In a Mainichi Shimbun poll conducted at the beginning of September, 37 percent said they supported the administration while 41 percent did not. Among those opposed to the government, 48 percent said it was because they didn’t support Abe himself. This ratio was higher than the 31 percent who said they were negative about the administration because they have no expectations for its policies.
In a poll conducted by public broadcaster NHK in August, 41.9 percent of those who don’t support the government said they “cannot trust the character” of Abe. Only 6.8 percent said their support is based on their “trust in the character” of the prime minister.
People’s trust in the prime minister as a political leader has failed to improve despite his long tenure spanning five years and nine months. The reason behind this is Abe’s political style. The premier says he will explain things to the public, but does not answer critical questions. He shifts the focus in debate and tries to survive the moment.

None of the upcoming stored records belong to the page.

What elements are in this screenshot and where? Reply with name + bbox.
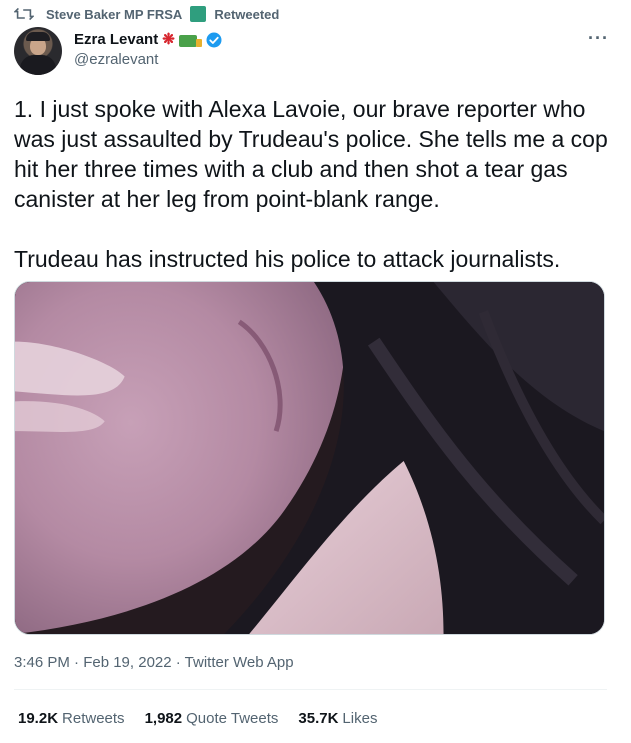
retweeter-name[interactable]: Steve Baker MP FRSA	[46, 7, 182, 22]
tweet-text: 1. I just spoke with Alexa Lavoie, our b…	[14, 96, 608, 272]
more-options-icon[interactable]: ···	[588, 28, 609, 49]
retweets-stat[interactable]: 19.2K Retweets	[18, 709, 125, 729]
divider	[14, 689, 607, 690]
author-handle[interactable]: @ezralevant	[74, 50, 223, 70]
retweet-context[interactable]: Steve Baker MP FRSA Retweeted	[14, 4, 279, 24]
retweet-icon	[14, 7, 34, 21]
truck-icon	[178, 35, 202, 47]
likes-stat[interactable]: 35.7K Likes	[298, 709, 377, 729]
author-name[interactable]: Ezra Levant	[74, 30, 158, 50]
tweet-stats: 19.2K Retweets 1,982 Quote Tweets 35.7K Lik…	[18, 709, 377, 729]
avatar[interactable]	[14, 27, 62, 75]
statue-of-liberty-icon	[190, 6, 207, 22]
author-block: Ezra Levant ❋ @ezralevant	[74, 30, 223, 70]
maple-leaf-icon: ❋	[162, 31, 175, 48]
media-photo	[15, 282, 604, 634]
tweet-media-image[interactable]	[14, 281, 605, 635]
verified-badge-icon	[206, 32, 222, 48]
quote-tweets-stat[interactable]: 1,982 Quote Tweets	[145, 709, 279, 729]
retweeted-label: Retweeted	[214, 6, 280, 22]
tweet-timestamp[interactable]: 3:46 PM · Feb 19, 2022 · Twitter Web App	[14, 653, 294, 673]
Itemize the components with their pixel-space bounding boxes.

Even within the ruling Liberal Democratic Party, a growing number of members are concerned that the prime minister bears an image of “dishonesty and unfairness.” This became apparent when former party secretary-general Shigeru Ishiba, Abe’s challenger in the upcoming LDP presidential election, was criticized for launching a “personal attack” by choosing “honesty and fairness” as his campaign slogan.
Ishiba is trying to turn voters’ attention toward Abe’s political style, and the premier knows it. That is why the prime minister has repeatedly stated he has to go a long way to go in character maturity and that he needs to be modest and considerate. Such comments appear as bids to deflect Ishiba’s salvos.
If the prime minister really wants to restore the people’s trust, however, he should align his deeds with his words and provide sincere explanations.
During a debate organized by the Japan National Press Club, Ishiba discussed with Abe about how democracies should work. When Ishiba demanded that even inconvenient information should be conveyed to the people, Abe replied that he would convey precise information. Regarding the falsification and destruction of documents by the Finance Ministry over the Moritomo affair, the prime minister merely said that what was needed was “management” of such papers — he did not mention the necessity of storing those documents for public reference.
Based on these remarks, one is tempted to construe the premier’s attitude as being set on managing information inconvenient to himself in a way that keeps it out of the public eye.
Ishiba asked the prime minister to cooperate with the opposition in the Diet, saying, “People are behind the opposition parties.” Abe did not respond.
Avoiding explanations when it comes to the opposition means Abe is making light of voters who support the opposition.
In the LDP presidential race, Abe has limited the number of debates with Ishiba and his stump speeches, while showing up for interviews with selected media. Apparently, he has turned down interview requests from media organizations critical of him to avoid questions about the Moritomo and Kake affairs.
What does it mean to use only media outlets favorable to him to avoid the reporting of information inconvenient to him? Will this not deepen the division between his supporters and detractors and leave him talking only to his supporters?
The inherent role of politics is to mediate for people with different opinions and make sure that no one is left behind.
But the prime minister’s political style of dividing the Japanese people into enemies and friends has caused scandals involving politicians and bureaucrats, and his political posture of avoiding inconvenient realities has led to a loss of people’s confidence in the administration.